EMBARGOED FOR RELEASE | June 22, 2009

Green Chemistry Awards announced

WASHINGTON, D.C., June 22, 2009 –– The 2009 Presidential Green Chemistry Challenge Awards winners were announced today. The awards are given to recognize research that can make significant contributions to pollution prevention. The awards will be presented this evening at an awards ceremony at the Carnegie Institution for Science in Washington, D.C.

The Presidential Green Chemistry Challenge Awards program is administered by the U.S. Environmental Protection Agency. Judging is by an independent panel of technical experts convened by the American Chemical Society and its ACS Green Chemistry Institute®.

The Presidential Green Chemistry Challenge Awards are given in five categories. The 2009 Award winners and their categories are:

• Academic Award — Krzysztof Matyjaszewski, Ph.D., Carnegie Mellon University, Pittsburgh, Pa.

• Small Business Award — Virent Energy Systems, Inc., Madison, Wis.

• Greener Synthetic Pathways — Eastman Chemical Company, Kingsport, Tenn.

• Greener Reaction Conditions — CEM Corporation, Matthews, N.C.

• Designing Greener Chemicals — Procter & Gamble Company, Cincinnati, Ohio; jointly with Cook Composites and Polymers Company, North Kansas City, Mo.

Academic Award: Atom Transfer Radical Polymerization: Low-impact Polymerization Using a Copper Catalyst and Environmentally Friendly Reducing Agents. Hazardous chemicals are often required in the manufacture of important polymers such as lubricants, adhesives, and coatings. Matyjaszewski developed an alternative process called "Atom Transfer Radical Polymerization (ATRP)" for manufacturing polymers. The process uses chemicals that are environmentally friendly, such as ascorbic acid (vitamin C) as a reducing agent, and requires less catalyst. ATRP has been licensed to manufacturers throughout the world, reducing risks from hazardous chemicals.

Small Business Award: BioForming® Process: Catalytic Conversion of Plant Sugars into Liquid Hydrocarbon Fuel. Virent's process is a water-based, catalytic method to make gasoline, diesel, or jet fuel from the sugar, starch, or cellulose of plants that requires little external energy other than the plant biomass.

The process is flexible and can be modified to generate different fuels based on current market conditions. It can compete economically with current prices for conventionally produced petroleum-based fuels. Using plants as a renewable resource helps reduce dependence on fossil fuels.

Greener Synthetic Pathways: A Solvent-Free Biocatalytic Process for Cosmetic and Personal Care Ingredients. Esters are an important class of ingredients in cosmetics and personal care products.

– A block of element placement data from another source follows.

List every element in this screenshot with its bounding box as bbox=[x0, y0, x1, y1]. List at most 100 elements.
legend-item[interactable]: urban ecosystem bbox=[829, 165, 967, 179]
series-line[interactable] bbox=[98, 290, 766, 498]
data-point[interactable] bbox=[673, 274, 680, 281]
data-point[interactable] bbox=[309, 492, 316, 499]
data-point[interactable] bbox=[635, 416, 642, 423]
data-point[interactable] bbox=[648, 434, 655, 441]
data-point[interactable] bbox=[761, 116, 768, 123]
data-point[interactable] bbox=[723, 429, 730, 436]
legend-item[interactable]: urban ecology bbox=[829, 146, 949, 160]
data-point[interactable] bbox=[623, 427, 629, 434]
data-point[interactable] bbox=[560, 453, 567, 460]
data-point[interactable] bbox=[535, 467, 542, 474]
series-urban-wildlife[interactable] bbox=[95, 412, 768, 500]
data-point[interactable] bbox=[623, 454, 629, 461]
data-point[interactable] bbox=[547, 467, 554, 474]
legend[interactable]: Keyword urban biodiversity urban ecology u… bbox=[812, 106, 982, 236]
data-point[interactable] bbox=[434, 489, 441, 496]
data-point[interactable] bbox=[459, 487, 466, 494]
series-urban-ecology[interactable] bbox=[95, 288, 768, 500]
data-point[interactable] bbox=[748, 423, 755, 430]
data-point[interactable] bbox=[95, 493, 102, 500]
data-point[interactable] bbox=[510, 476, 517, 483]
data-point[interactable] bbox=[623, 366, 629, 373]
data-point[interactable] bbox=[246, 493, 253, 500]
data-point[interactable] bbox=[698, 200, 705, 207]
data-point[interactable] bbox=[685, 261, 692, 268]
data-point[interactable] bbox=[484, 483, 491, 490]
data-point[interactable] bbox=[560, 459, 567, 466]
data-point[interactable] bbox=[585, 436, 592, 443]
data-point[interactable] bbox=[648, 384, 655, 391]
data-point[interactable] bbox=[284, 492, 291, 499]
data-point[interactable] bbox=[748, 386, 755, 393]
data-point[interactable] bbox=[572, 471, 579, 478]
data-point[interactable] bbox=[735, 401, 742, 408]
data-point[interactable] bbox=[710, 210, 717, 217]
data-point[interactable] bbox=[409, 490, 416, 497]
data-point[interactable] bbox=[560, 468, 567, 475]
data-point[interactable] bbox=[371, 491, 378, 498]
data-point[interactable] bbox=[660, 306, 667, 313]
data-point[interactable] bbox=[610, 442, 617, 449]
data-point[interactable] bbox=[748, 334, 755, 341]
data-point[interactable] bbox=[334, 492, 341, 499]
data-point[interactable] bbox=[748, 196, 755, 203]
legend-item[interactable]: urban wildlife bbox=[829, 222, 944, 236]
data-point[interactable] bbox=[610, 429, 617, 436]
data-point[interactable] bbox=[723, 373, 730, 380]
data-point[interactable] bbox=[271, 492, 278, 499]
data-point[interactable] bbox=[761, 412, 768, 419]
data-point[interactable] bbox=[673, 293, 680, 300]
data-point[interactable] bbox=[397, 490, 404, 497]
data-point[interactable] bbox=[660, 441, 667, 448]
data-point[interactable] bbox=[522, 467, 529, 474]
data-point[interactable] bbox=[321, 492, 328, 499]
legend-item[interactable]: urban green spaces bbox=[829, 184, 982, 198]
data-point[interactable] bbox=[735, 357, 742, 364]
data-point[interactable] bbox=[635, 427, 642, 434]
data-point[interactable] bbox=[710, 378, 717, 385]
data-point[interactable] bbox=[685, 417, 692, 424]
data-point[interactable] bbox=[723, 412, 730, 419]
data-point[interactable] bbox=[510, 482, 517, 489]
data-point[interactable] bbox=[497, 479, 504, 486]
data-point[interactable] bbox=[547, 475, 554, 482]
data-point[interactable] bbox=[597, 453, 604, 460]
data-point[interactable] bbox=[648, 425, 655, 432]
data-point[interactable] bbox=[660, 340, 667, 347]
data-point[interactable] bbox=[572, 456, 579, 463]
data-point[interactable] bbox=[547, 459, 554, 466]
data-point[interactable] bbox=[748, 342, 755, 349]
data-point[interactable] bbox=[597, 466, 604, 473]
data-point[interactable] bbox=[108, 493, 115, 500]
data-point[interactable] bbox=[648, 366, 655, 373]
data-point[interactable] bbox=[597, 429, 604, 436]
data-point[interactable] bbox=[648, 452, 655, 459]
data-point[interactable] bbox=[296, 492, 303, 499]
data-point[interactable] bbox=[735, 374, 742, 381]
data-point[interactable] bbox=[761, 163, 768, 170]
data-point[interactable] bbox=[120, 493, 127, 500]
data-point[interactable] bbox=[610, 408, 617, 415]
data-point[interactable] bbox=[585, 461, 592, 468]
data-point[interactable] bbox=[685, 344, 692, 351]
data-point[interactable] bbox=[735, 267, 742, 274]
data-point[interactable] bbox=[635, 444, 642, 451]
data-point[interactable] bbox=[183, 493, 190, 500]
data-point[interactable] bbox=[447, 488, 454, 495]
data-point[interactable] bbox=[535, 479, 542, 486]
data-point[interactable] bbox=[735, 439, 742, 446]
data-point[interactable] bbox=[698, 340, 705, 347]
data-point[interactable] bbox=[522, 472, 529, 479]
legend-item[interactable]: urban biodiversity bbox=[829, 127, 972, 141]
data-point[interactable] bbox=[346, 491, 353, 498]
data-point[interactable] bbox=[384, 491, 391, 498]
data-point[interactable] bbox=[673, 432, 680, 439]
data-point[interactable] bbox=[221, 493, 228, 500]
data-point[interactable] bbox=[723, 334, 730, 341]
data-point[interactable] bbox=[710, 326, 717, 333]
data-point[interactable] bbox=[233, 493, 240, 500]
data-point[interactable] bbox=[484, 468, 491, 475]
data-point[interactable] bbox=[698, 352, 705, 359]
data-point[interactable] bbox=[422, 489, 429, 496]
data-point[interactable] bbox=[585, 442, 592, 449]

Usually, they are manufactured by harsh chemical methods that use strong acids and potentially hazardous solvents; these methods also require a great deal of energy. Eastman’s new method uses immobilized enzymes to make esters, saving energy and avoiding both strong acids and organic solvents. This method is so gentle that Eastman can use delicate, natural raw materials to make esters never before available.

Greener Reaction Conditions: Innovative Analyzer Tags Proteins for Fast, Accurate

Results without Hazardous Chemicals or High Temperatures. Each year, laboratories test millions of samples of food for the presence of protein. Such tests generally use a large amount of hazardous substances and energy. CEM has developed a fast, automated process that uses less toxic reagents and less energy. The new system can eliminate 5.5 million pounds of hazardous waste generated by traditional testing in the United States each year. What’s more, it differentiates between protein and other chemicals used to adulterate food, such as melamine.

Designing Greener Chemicals: Chempol® MPS Resins and Sefose® Sucrose Esters Enable High-Performance Low-VOC Alkyd Paints and Coatings. Conventional oil-based “alkyd” paints provide durable, high-gloss coatings but use hazardous solvents. Procter & Gamble and Cook Composites and Polymers are developing innovative Chempol® MPS paint formulations using biobased Sefose® oils to replace petroleum-based solvents. Sefose® oils, made from sugar and vegetable oil, enable new high-performance alkyd paints with less than half the solvent. Paints with less hazardous solvent will help improve worker safety, reduce fumes indoors as the paint dries, and improve air quality.